Es gab mal eine Zeit, und das ist noch gar nicht so lange her, da wurden Babys als etwas gesehen, das weder Schmerzen empfinden kann noch wirklich Gefühle hat. Und wenn, dann sind diese Wesen – das wollte man den Eltern einreden – nur darauf aus, einen zu tyrannisieren. Also nach der Geburt gleich weg von der Mutter und in einen schön sauberen Glaskasten. bloß nicht stillen und vor allem auch mal schreien lassen, das stärkt die Lungen. Schlafen sollten diese Kinder grundsätzlich alleine und zwar möglichst den Großteil des Tages sowie der Nacht.
Doch auch damals gab es bereits Mütter, die mehr auf ihren Instinkt denn auf das, was man ihnen weiszumachen versuchte, hörten. Die spürten, dass ein Baby nicht nur unglaublich viel Nähe braucht, sondern dass es auch Empfindungen hat und selbstverständlich Schmerzen fühlt – körperlich wie seelisch.
Wer einmal ein Neugeborenes gesehen hat, der weiß, dass da so ein wissender Ausdruck in den Augen ist, etwas, das man spürt, aber nicht erklären kann. Der Autor geht genau darauf ein, er weist auf Forschungserkenntnisse hin, die besagen, dass sich Kinder sehr genau an ihre Geburt, ja manche sogar an die Zeit davor erinnern und dass im Alter von etwa zwei Jahren, wenn die Sprache ins Spiel kommt, viele davon berichten. Oft ungehört. David Chamberlain ist sich sicher, dass es sich hier um einen neuen Meilenstein in der Erforschung von Säuglingen handelt, der uns, wenn wir ihn ernst nehmen, sehr viel weiter bringen wird in unserem Verständnis für das Funktionieren der Welt.

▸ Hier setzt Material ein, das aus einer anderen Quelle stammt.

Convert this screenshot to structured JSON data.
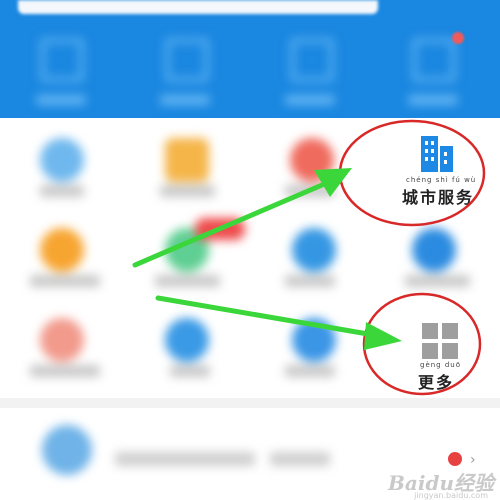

Ein spannendes Buch mit vielen Fallbeispielen und eine Anregung, sich mit dem Thema intensiver auseinanderzusetzen. Schade, dass es so ein Buch nicht gegeben hat, als mancher von uns alleine in seinem Kinderzimmer um Verständnis schrie.
David Chamberlain: „Woran Babys sich erinnern – über die Anfänge unseres Bewusstseins im Mutterleib“, erschienen bei Kösel, zu haben für 17,95 Euro.